I would be there on a spouse visa which didn’t allow me to do any paid work and so I pictured my life in the city as being one of days spent writing in cafes and discovering new and amazing things. It was going to be a massive adventure. And often it was. But what I hadn’t expected was just how challenging it would be as well. There were times when I was crippled with loneliness, feeling like a satellite orbiting a planet where I could never quite land. Where I didn’t belong. Some days homesickness could paralyse me so badly I would have to negotiate with myself to just leave the apartment and venture outside. As a person-centred counsellor I had always believed in the healing power of our connections with others and in the absence of any connections, or a sense of being a part of a community, this belief was reinforced in the most powerful way. 

I would ask myself what it meant to belong somewhere. What does it mean to be part of a community? For me, it wasn’t necessarily about being in a particular geographical location. It was about being seen and heard and acknowledged by the people I lived amongst. And also me seeing and hearing them too. Belonging is about having connections and relationships with others, they are the light in which we shine and flourish. As Carl Rogers himself said: “When I have been listened to and when I have been heard, I am able to see my world in a new way and move on.” Without this sense of belonging, or being seen and heard, an important part of me was slowly withering away.

I needed to find a place where I did belong. A place where I could feel a sense of community. One of the places I found this was when I started volunteering with a charity called SAGE, an organisation committed to improving the lives of LGBT older adults. With SAGE, I would help people get to and from their hospital appointments and I also hosted a weekly social group at the LGBT Centre. These interactions acted like small anchors that now tethered me to the city. I was no longer a lonely satellite. I was finally being seen and heard and hearing and seeing others in return. I was starting to feel like I belonged and NYC started to feel less scary and anonymous. This is what being part of a community meant and it was very powerful to experience it. I was becoming rich with a sense of belonging and collecting so many stories from the social group that I could fill a book with them. Later, I became a Friendly Visitor, were I visited a housebound man every week to read and chat and generally just hang out together. My Friend at Home, as they were called, had also moved to NYC from another country like me. He though, had moved here 70 years previously and it felt very special to be able to hear his experiences and compare them to mine.

I also began studying Focusing-Oriented Therapy which also massively helped with my feelings of loneliness and homesickness. Working in a weekly focusing partnership I had the space to begin a very mindful and meditative process of paying attention as to what was happening in my body and where I was holding certain emotions. It felt like working in a very person-centred way and this made my body feel like it was singing. Rather than wrestling with my feelings of loneliness and homesickness and wanting rid of them, focusing helped me to accept them and to spend time with them. Keeping them company, I was able to hear what it was they were worried about. These parts of me were afraid that my friends back home would forget about me, that I wouldn’t be needed and I would be left behind. It wasn’t easy to hear this, but giving it a voice helped me to take care of these parts. These parts wanted to be seen and heard, just as much as I did.
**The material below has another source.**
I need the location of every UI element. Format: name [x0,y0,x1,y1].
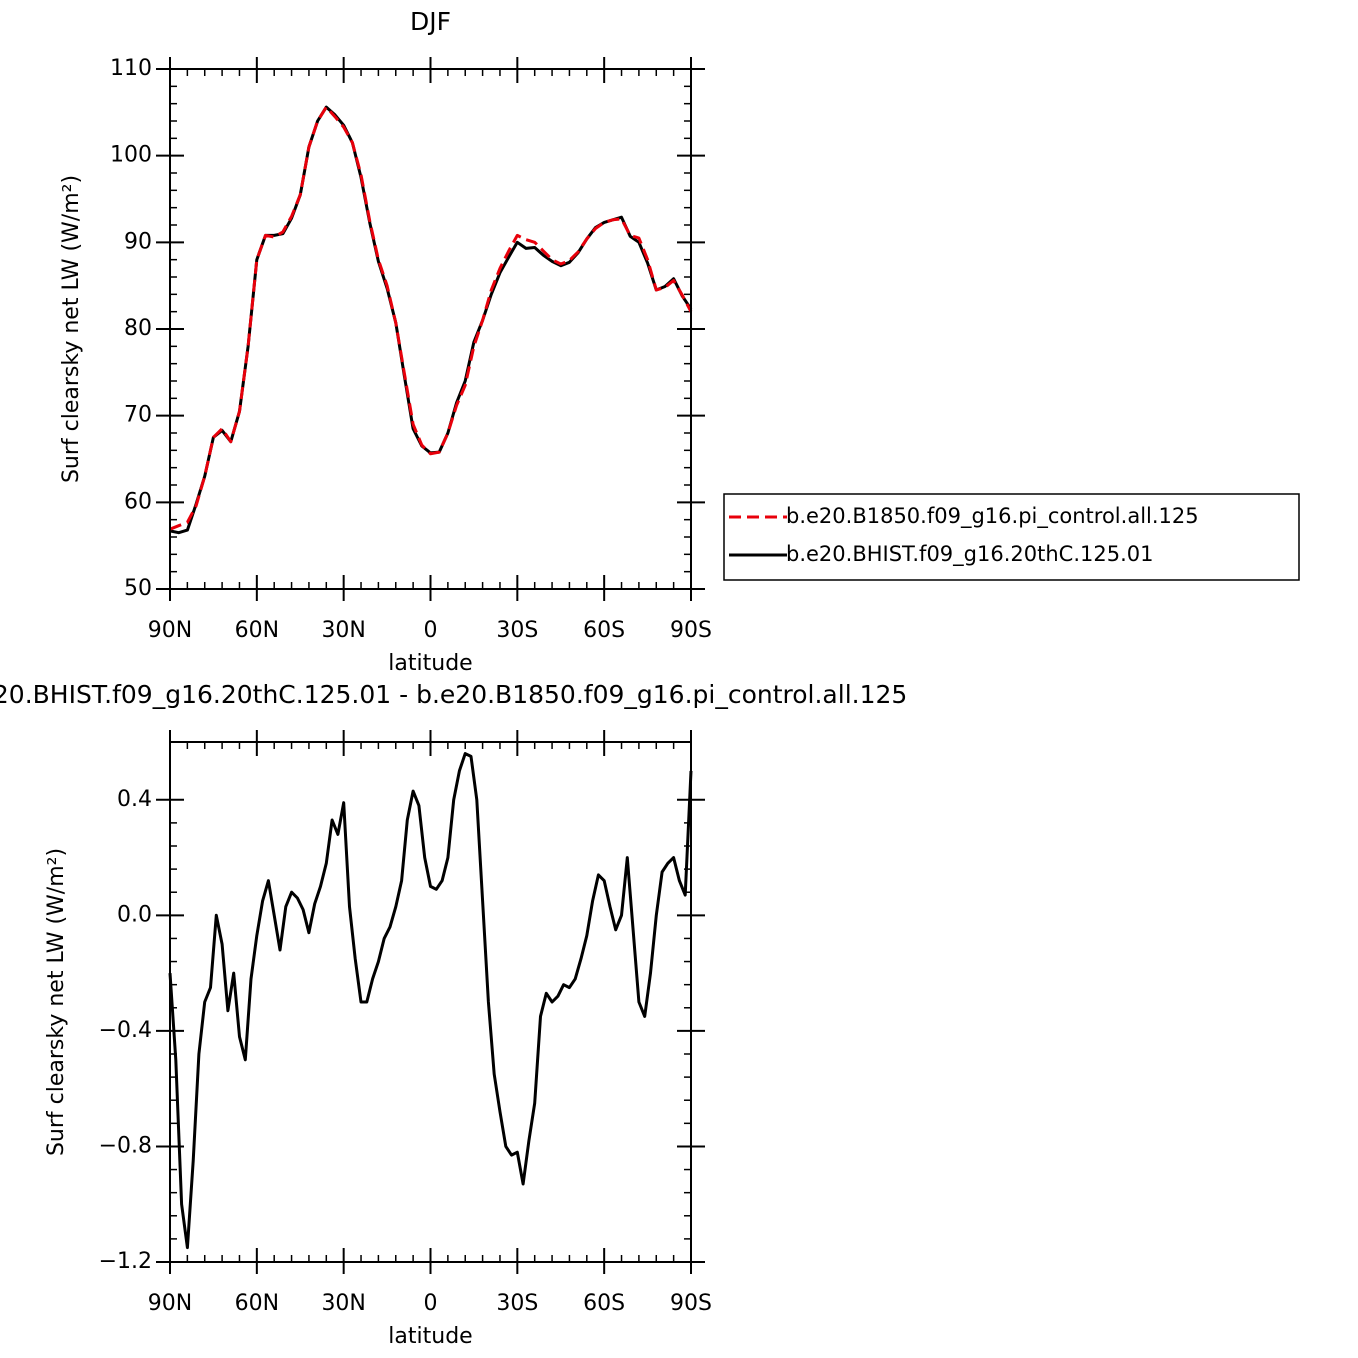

Deciding to return home was a much harder decision to make than it was to move to NYC. As well as my volunteering and focusing, I had made some good friends in my neighbourhood and had been really welcomed into the local community. It was hard to say goodbye to this, but moving back to London, being able to work again and seeing my friends whenever I wanted was the right thing for me to do. My time in NYC really highlighted to me how massively important a sense of belonging is and how it should never be underestimated. Belonging and being part of a community is the blood that keeps us alive, it is the magic that holds people together.